Publishers Weekly says: “Cantor’s suspenseful historical novel concerns Millie Stein, a lonely mother in late 1940s New York who befriends her kind neighbor Ethel Rosenberg, who later will be executed with her husband, Julius, after an FBI witch hunt at the height of anti-Communist paranoia. The women bond upon discovering that they both face challenging parental situations: Ethel’s son, John, is difficult and off-putting, while Millie is often vilified because her two-year-old David has yet to speak. At a gathering with the Rosenbergs’ friends, who have Communist sympathies, Millie encounters psychologist Jake Gold, who offers to treat Millie and her son in exchange for being able to write about them in a paper. Jake is kind and patient with David, and shows interest in Millie as a person.
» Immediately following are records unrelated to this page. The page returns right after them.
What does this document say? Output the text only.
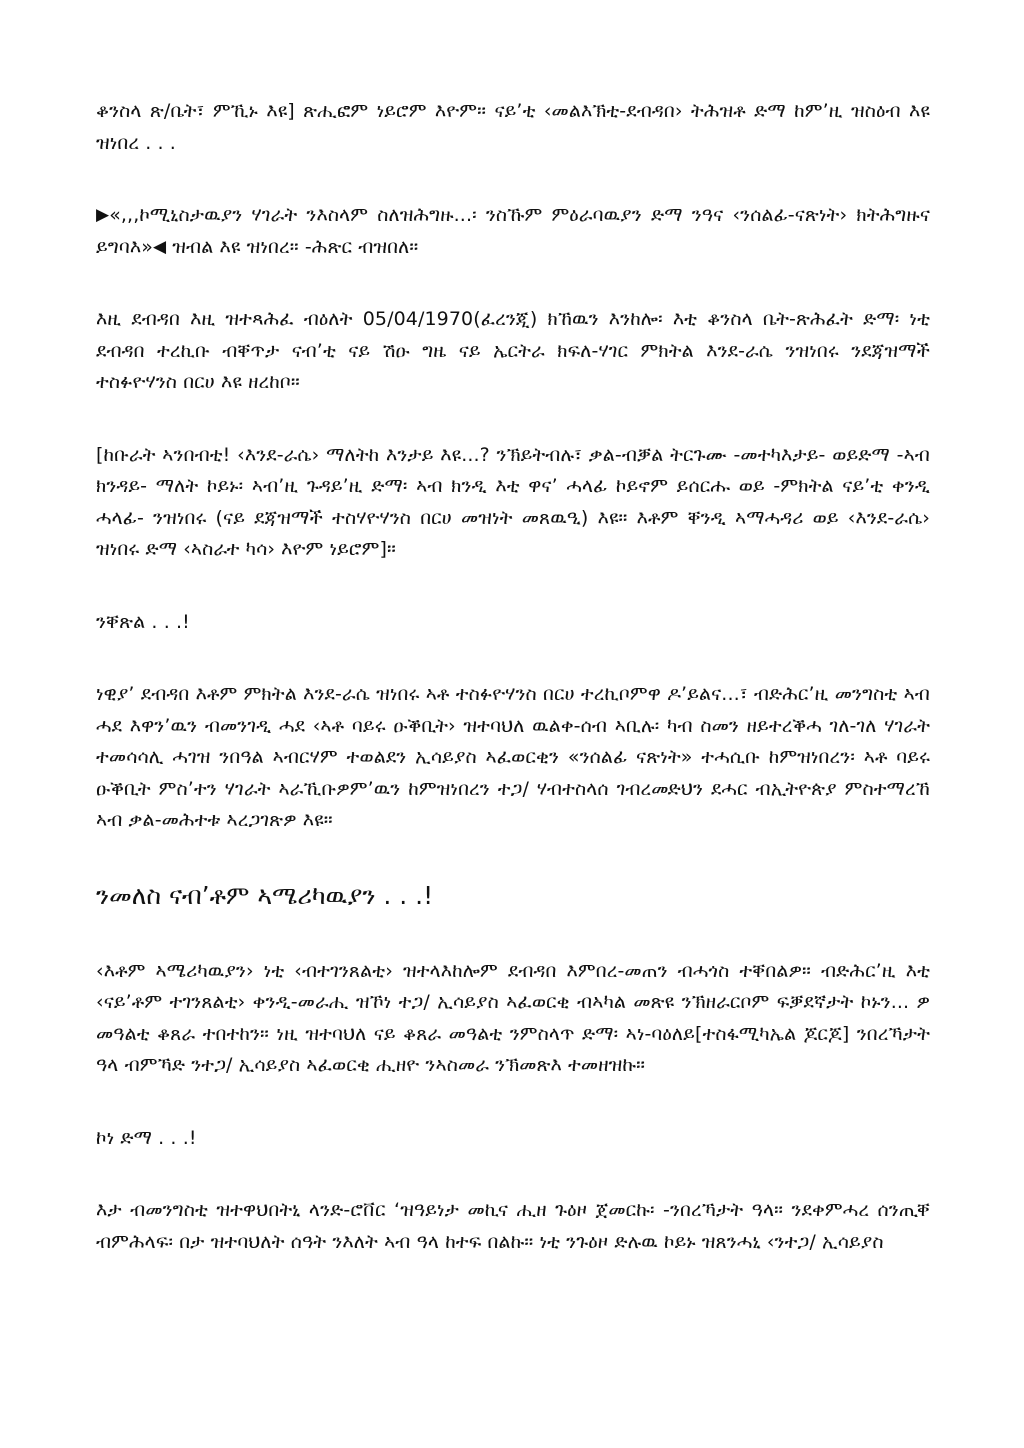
ቆንስላ ጽ/ቤት፣ ምኺኑ እዩ] ጽሒፎም ነይሮም እዮም። ናይ’ቲ ‹መልእኽቲ-ደብዳበ› ትሕዝቶ ድማ ከም’ዚ ዝስዕብ እዩ ዝነበረ . . .

▶«,,,ኮሚኒስታዉያን ሃገራት ንእስላም ስለዝሕግዙ...፡ ንስኹም ምዕራባዉያን ድማ ንዓና ‹ንሰልፊ-ናጽነት› ክትሕግዙና ይግባእ»◀ ዝብል እዩ ዝነበረ። -ሕጽር ብዝበለ።

እዚ ደብዳበ እዚ ዝተጻሕፈ ብዕለት 05/04/1970(ፈረንጂ) ክኸዉን እንከሎ፡ እቲ ቆንስላ ቤት-ጽሕፈት ድማ፡ ነቲ ደብዳበ ተረኪቡ ብቐጥታ ናብ’ቲ ናይ ሽዑ ግዜ ናይ ኤርትራ ክፍለ-ሃገር ምክትል እንደ-ራሴ ንዝነበሩ ንደጃዝማች ተስፉዮሃንስ በርሀ እዩ ዘረከቦ።

[ከቡራት ኣንበብቲ! ‹እንደ-ራሴ› ማለትከ እንታይ እዩ...? ንኽይትብሉ፣ ቃል-ብቓል ትርጉሙ -መተካእታይ- ወይድማ -ኣብ ክንዳይ- ማለት ኮይኑ፡ ኣብ’ዚ ጉዳይ’ዚ ድማ፡ ኣብ ክንዲ እቲ ዋና’ ሓላፊ ኮይኖም ይሰርሑ ወይ -ምክትል ናይ’ቲ ቀንዲ ሓላፊ- ንዝነበሩ (ናይ ደጃዝማች ተስሃዮሃንስ በርሀ መዝነት መጸዉዒ) እዩ። እቶም ቐንዲ ኣማሓዳሪ ወይ ‹እንደ-ራሴ› ዝነበሩ ድማ ‹ኣስራተ ካሳ› እዮም ነይሮም]።

ንቐጽል . . .!

ነዊያ’ ደብዳበ እቶም ምክትል እንደ-ራሴ ዝነበሩ ኣቶ ተስፉዮሃንስ በርሀ ተረኪቦምዋ ዶ’ይልና...፣ ብድሕር’ዚ መንግስቲ ኣብ ሓደ እዋን’ዉን ብመንገዲ ሓደ ‹ኣቶ ባይሩ ዑቕቢት› ዝተባህለ ዉልቀ-ሰብ ኣቢሉ፡ ካብ ስመን ዘይተረቕሓ ገለ-ገለ ሃገራት ተመሳሳሊ ሓገዝ ንበዓል ኣብርሃም ተወልደን ኢሳይያስ ኣፈወርቂን «ንሰልፊ ናጽነት» ተሓሲቡ ከምዝነበረን፡ ኣቶ ባይሩ ዑቕቢት ምስ’ተን ሃገራት ኣራኺቡዎም’ዉን ከምዝነበረን ተጋ/ ሃብተስላሰ ገብረመድህን ደሓር ብኢትዮጵያ ምስተማረኸ ኣብ ቃል-መሕተቱ ኣረጋገጽዎ እዩ።

ንመለስ ናብ’ቶም ኣሜሪካዉያን . . .!

‹እቶም ኣሜሪካዉያን› ነቲ ‹ብተገንጸልቲ› ዝተላእከሎም ደብዳበ እምበረ-መጠን ብሓጎስ ተቐበልዎ። ብድሕር’ዚ እቲ ‹ናይ’ቶም ተገንጸልቲ› ቀንዲ-መራሒ ዝኾነ ተጋ/ ኢሳይያስ ኣፈወርቂ ብኣካል መጽዩ ንኽዘራርቦም ፍቓደኛታት ኮኑን... ዎ መዓልቲ ቆጸራ ተበተከን። ነዚ ዝተባህለ ናይ ቆጸራ መዓልቲ ንምስላጥ ድማ፡ ኣነ-ባዕለይ[ተስፋሚካኤል ጆርጆ] ንበረኻታት ዓላ ብምኻድ ንተጋ/ ኢሳይያስ ኣፈወርቂ ሒዘዮ ንኣስመራ ንኽመጽእ ተመዘዝኩ።

ኮነ ድማ . . .!

እታ ብመንግስቲ ዝተዋህበትኒ ላንድ-ሮቨር ‘ዝዓይነታ መኪና ሒዘ ጉዕዞ ጀመርኩ፡ -ንበረኻታት ዓላ። ንደቀምሓረ ሰንጢቐ ብምሕላፍ፡ በታ ዝተባህለት ሰዓት ንእለት ኣብ ዓላ ከተፍ በልኩ። ነቲ ንጉዕዞ ድሉዉ ኮይኑ ዝጸንሓኒ ‹ንተጋ/ ኢሳይያስ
Millie finds herself falling for Jake as her Russian husband, Ed, tries to send David away and demands that she conceive another baby. Cantor deals deftly with themes of friendship and motherhood, but doesn’t fare as well when it comes to romance. The book is at its best throwing surprises at Millie, beginning when sweet-talking Jake suddenly vanishes and Millie suspects that Ed might be hanging with a nefarious crowd. Cantor keeps the reader guessing about various characters’ motivations right up until the climax. While the love story is the weakest element in this narrative, the novel is notable for its affecting depiction of motherly love and the skillful way it captures the suffocating air of the McCarthy era.
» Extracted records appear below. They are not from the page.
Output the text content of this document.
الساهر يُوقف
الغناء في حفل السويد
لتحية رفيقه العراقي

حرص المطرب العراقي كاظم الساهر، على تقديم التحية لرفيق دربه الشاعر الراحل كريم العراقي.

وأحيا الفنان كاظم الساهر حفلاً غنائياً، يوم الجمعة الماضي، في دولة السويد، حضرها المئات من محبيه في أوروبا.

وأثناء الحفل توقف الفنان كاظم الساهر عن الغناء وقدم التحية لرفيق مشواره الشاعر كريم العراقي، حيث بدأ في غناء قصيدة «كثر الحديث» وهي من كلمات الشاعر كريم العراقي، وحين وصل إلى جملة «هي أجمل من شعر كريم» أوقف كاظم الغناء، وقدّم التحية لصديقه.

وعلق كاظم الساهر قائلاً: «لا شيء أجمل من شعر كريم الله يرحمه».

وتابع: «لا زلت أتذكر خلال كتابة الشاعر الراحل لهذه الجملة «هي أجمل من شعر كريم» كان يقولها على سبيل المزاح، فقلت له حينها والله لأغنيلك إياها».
Says Library Journal: “The author of Margot, a reimagining of the life of Anne Frank’s older sister, this time focuses on Ethel and Julius Rosenberg, the only Americans put to death for espionage during the Cold War. Narrating the couple’s story from the perspective of Ethel’s friend and neighbor who takes in the two Rosenberg sons after their parents’ arrest in 1950, Cantor combines mystery, romance, drama, and espionage into a spellbinding and fascinating page-turner that also gives readers insight into this chapter of American history.”

Kirkus Reviews says:  “. . . she turns her attention to the Rosenbergs, who were executed in 1953 for conspiring to commit espionage. As she writes in her Author’s Note, after reading about the case and the couple’s lives, Cantor became convinced they were victims of America’s vicious hunt for communists in the 1950s. Her view is represented by sheltered, lonely Millie Stein, the Rosenbergs’ neighbor in a Manhattan apartment house. Millie is married to Ed, a taciturn Russian immigrant who barely acknowledges her existence, except for sex, and who ignores their autistic son, David. Millie is devoted to the boy, guilt-ridden when the family doctor insists she’s caused his behavior by her coldness. Isolated with David, starved for affection, it’s no wonder she falls for warm, handsome Jake, who befriends her at a gathering hosted by the Rosenbergs. He tells her he’s a psychotherapist with experience helping children like David, and Millie agrees to meet him, with David, twice a week. Although Ethel warns her not to trust him, and although Millie repeatedly suspects that he’s lying, she fantasizes about running off with him, leaving her boorish, elusive, and secretive husband. In a rare gesture of independence, she agrees to a tryst at a cabin in the Catskills and, after one night of chastely described sex (buttons are slowly undone), finds that she’s pregnant. Millie’s naiveté about politics is barely believable, and when the Rosenbergs are accused of being traitors, she knows in her heart that they’re innocent: Ethel is such a good mother; Julius, such a loving husband. Plot twists tease the reader into wondering who’s telling the truth, who’s working for the KGB or the FBI, but despite its historical context, the book reads like a predictable, although engaging, love story.”

When is it available?

The Downtown Hartford Public Library and its Mark Twain branch have copies of The Hours Count.